What works, depending on your goal
Not every business owner blocking a debit wants the same outcome. Be honest about which one you are.
If your goal is to buy 30 days to restructure – account closure plus a new bank at a different institution is the move. Don’t open the new account at Chase if your old one was Chase. Don’t use the same EIN-linked profile. Move your operating deposits before you close, not after. And get a debt settlement attorney or firm engaged before the block hits, not after, because the window between default and lawsuit is shorter than you think.
If your goal is to force the lender to the negotiating table – blocking the ACH does work for this, but only if you’re prepared for the acceleration and the calls, and only if you have someone (a settlement firm, an attorney) ready to pick up the phone when the lender calls and start a real conversation. A block with no follow-up plan is just a slower way to get sued.
If your goal is to stop paying because you can’t pay – the block isn’t the strategy, it’s the symptom. The strategy is the workout. Blocking buys you maybe two weeks of cash retention before the UCC notices start hitting your processor and your customers, and once those go out, your AR is frozen worse than the debit ever was.
If you have multiple MCAs (stacked) – blocking one is treated as default on all of them under the cross-default language most agreements have. You don’t get to pick which one to fight. You’re fighting all of them at once. Plan accordingly.
What does not work, no matter what you read online
- “Just call your bank and tell them to block it.” Maybe works, maybe doesn’t, depends on the rep, doesn’t create a paper record, and if the debit goes through anyway, you have no recourse. Always do it in writing.
- “Open a new account at the same bank under a DBA.” They’ll find it. Same EIN, same login, same officer. Inside of a week.
- “Just stop paying and don’t tell anyone.” You’re not blocking, you’re just NSF’ing. Same default, plus you look disorganized instead of strategic, which hurts you when settlement talks start.
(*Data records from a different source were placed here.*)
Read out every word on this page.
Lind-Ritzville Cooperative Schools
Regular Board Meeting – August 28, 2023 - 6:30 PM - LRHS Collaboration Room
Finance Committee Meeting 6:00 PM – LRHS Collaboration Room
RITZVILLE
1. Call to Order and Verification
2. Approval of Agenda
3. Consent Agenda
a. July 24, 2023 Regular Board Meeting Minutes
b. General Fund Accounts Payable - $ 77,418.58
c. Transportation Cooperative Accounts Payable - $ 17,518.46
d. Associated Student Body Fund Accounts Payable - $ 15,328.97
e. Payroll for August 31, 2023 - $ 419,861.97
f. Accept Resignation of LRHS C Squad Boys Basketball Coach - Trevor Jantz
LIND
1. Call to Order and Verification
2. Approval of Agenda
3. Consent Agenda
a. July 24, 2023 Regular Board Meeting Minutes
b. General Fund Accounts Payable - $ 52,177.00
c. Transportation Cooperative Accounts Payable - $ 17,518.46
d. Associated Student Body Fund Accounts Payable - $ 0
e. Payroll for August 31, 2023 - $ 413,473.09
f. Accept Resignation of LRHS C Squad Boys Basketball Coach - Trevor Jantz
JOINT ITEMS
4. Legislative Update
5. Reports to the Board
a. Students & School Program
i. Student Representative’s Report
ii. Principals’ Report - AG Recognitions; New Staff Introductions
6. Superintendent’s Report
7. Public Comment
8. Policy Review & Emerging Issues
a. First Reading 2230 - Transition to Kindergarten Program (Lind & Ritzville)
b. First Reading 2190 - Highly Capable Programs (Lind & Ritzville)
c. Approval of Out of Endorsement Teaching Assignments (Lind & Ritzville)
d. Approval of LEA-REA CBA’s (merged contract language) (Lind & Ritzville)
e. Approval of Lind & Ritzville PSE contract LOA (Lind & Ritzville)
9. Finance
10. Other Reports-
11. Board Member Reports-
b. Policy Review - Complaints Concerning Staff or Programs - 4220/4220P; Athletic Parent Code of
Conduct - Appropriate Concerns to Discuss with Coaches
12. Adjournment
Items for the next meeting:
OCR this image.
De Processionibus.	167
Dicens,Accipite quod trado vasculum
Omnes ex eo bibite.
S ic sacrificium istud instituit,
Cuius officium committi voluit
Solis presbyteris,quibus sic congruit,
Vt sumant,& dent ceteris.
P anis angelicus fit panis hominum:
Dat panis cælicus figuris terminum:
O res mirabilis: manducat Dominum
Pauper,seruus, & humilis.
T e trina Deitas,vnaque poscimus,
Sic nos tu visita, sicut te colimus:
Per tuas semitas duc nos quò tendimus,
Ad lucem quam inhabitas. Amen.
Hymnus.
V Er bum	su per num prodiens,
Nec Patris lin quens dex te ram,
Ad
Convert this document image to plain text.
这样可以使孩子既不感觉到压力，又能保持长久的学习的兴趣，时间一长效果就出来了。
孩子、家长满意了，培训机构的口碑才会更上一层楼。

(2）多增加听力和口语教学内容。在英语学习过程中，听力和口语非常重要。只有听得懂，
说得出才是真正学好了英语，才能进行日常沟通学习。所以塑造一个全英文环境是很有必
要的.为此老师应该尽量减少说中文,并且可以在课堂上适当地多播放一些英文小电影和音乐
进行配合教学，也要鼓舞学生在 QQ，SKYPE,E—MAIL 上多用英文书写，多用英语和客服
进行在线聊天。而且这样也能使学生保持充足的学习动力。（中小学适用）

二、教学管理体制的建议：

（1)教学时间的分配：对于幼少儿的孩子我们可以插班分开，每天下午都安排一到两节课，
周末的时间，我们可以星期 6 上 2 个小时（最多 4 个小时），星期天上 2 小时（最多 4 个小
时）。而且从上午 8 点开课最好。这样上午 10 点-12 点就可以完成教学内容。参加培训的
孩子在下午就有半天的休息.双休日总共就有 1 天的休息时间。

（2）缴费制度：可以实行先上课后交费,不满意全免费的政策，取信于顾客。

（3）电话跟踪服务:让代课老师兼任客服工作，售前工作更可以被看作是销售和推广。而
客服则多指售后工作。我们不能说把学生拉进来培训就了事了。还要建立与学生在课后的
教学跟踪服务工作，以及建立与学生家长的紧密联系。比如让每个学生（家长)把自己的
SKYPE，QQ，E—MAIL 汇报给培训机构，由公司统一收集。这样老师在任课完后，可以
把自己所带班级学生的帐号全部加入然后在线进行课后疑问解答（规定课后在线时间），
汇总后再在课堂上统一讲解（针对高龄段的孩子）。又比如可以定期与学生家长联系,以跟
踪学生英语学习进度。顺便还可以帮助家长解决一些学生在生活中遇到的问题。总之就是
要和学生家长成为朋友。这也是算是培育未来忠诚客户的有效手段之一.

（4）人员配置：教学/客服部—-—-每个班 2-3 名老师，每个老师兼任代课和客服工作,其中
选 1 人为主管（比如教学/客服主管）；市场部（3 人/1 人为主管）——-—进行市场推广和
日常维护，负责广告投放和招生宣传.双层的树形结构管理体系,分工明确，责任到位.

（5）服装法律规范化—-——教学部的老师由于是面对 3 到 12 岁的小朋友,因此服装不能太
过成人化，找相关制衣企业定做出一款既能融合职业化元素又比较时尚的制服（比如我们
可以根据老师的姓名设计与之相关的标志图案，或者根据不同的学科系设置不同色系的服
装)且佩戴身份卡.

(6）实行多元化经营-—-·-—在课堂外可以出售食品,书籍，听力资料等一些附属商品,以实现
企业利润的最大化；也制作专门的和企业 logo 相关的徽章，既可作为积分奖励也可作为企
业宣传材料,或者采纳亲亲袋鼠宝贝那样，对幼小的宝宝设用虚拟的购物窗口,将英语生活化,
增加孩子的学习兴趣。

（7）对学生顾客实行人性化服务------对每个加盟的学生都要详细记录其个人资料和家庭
- “Use a personal account for business deposits temporarily.” Now you have personal liability exposure on top of the PG you already signed, and you’ve given the lender a fraudulent transfer argument for free.
The thing nobody tells you
Blocking the ACH is the easy part. The hard part is what comes 72 hours later, when the calls start, the UCC notices go out, and you realize you bought yourself three days of cash flow in exchange for the lender now treating you as a hostile defendant instead of a struggling customer. The block is a tactic. It only works if it’s part of a plan. If you don’t have the plan, get one before you push the button – because once you push it, you don’t get to un-push it, and the lender’s response is going to come faster than you expect.